There are hundreds of distraught and bewildered members of this club. Common themes emerge from their stories. The commonest one is:
“They knew our child wanted to end his/her life but they didn’t tell us anything about it.”
Who are they?
Decision makers – Medics. Universities.
Because he/she is over 18, hence, technically an adult.
Their ‘confidentiality’ is paramount.
Is it more important than helping them stay alive?
The Hippocratic oath states:
“I will follow that system of regimen which, according to my ability and judgment, I consider for the benefit of my patients, and abstain from whatever is deleterious and mischievous.”
According to experts, these are the essential components of an effective suicide prevention safety plan:
- Discussing the reasons for living
- Safe environment
- Identify distress triggers
- Removing ways to harm yourself
- Activities to calm/lift mood or distract
- Contacts for general support
- Specific suicide prevention support
- Professional support
- Emergency contact details
- Personal commitment to follow safety plan
Most of the above cannot be implemented without the help of carers and families if the person in question is seriously unwell. This has been recognised by the Department of Health, Royal Colleges of Psychiatrists, GPs and Nursing along with The British Association of Social Workers and The British Psychological Society. Together they published a consensus statement entitled “Information Sharing and Suicide Prevention” in 2014, the same year that my son, Saagar Naresh passed away. It clearly states that practitioners should disclose information to an appropriate person or authority if this is necessary to protect a child or young person from risk of death or serious harm.

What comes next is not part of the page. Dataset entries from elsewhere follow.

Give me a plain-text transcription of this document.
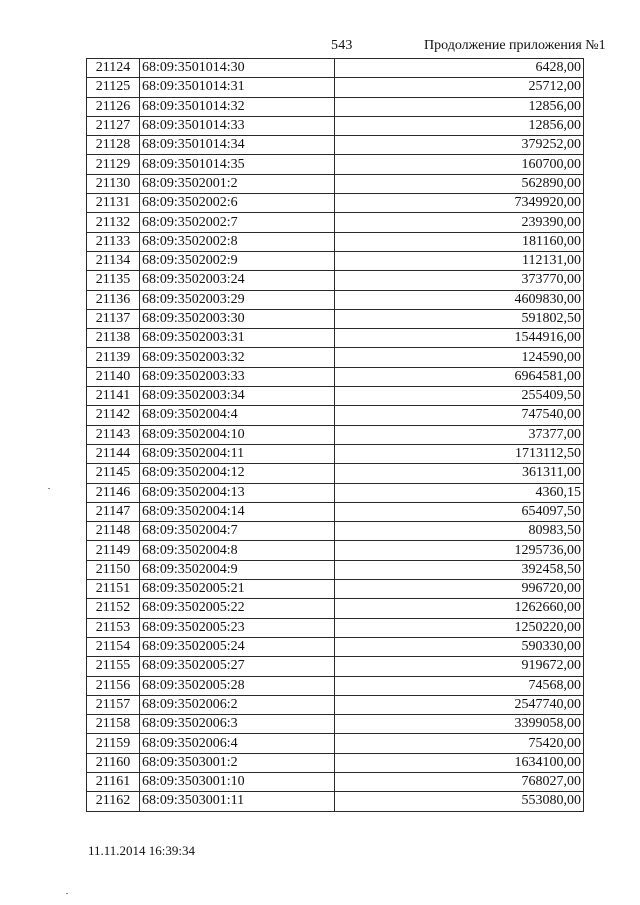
543	Продолжение приложения №1
21124	68:09:3501014:30	6428,00
21125	68:09:3501014:31	25712,00
21126	68:09:3501014:32	12856,00
21127	68:09:3501014:33	12856,00
21128	68:09:3501014:34	379252,00
21129	68:09:3501014:35	160700,00
21130	68:09:3502001:2	562890,00
21131	68:09:3502002:6	7349920,00
21132	68:09:3502002:7	239390,00
21133	68:09:3502002:8	181160,00
21134	68:09:3502002:9	112131,00
21135	68:09:3502003:24	373770,00
21136	68:09:3502003:29	4609830,00
21137	68:09:3502003:30	591802,50
21138	68:09:3502003:31	1544916,00
21139	68:09:3502003:32	124590,00
21140	68:09:3502003:33	6964581,00
21141	68:09:3502003:34	255409,50
21142	68:09:3502004:4	747540,00
21143	68:09:3502004:10	37377,00
21144	68:09:3502004:11	1713112,50
21145	68:09:3502004:12	361311,00
21146	68:09:3502004:13	4360,15
21147	68:09:3502004:14	654097,50
21148	68:09:3502004:7	80983,50
21149	68:09:3502004:8	1295736,00
21150	68:09:3502004:9	392458,50
21151	68:09:3502005:21	996720,00
21152	68:09:3502005:22	1262660,00
21153	68:09:3502005:23	1250220,00
21154	68:09:3502005:24	590330,00
21155	68:09:3502005:27	919672,00
21156	68:09:3502005:28	74568,00
21157	68:09:3502006:2	2547740,00
21158	68:09:3502006:3	3399058,00
21159	68:09:3502006:4	75420,00
21160	68:09:3503001:2	1634100,00
21161	68:09:3503001:10	768027,00
21162	68:09:3503001:11	553080,00
11.11.2014 16:39:34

“If the purpose of the disclosure is to prevent a person who lacks capacity from serious harm, there is an expectation that practitioners will disclose relevant confidential information, if it is considered to be in the person’s best interest to do so.”
This is still not being practised. The world of medicine is a conservative and defensive one. Until the regulatory bodies, NHS Trusts and the Government come forward to reassure practitioners that their decision to share information appropriately will be supported by them, nothing will change.
While the world carries on, innocent youngsters die from lack of support and understanding from the very people who are best placed to help them. PAPYRUS, a UK charity dedicated to prevention of young suicides demands that information be appropriately shared with carers and families by all who take care of vulnerable young people at risk of suicide.
Confidentiality versus Life. It’s a no-brainer.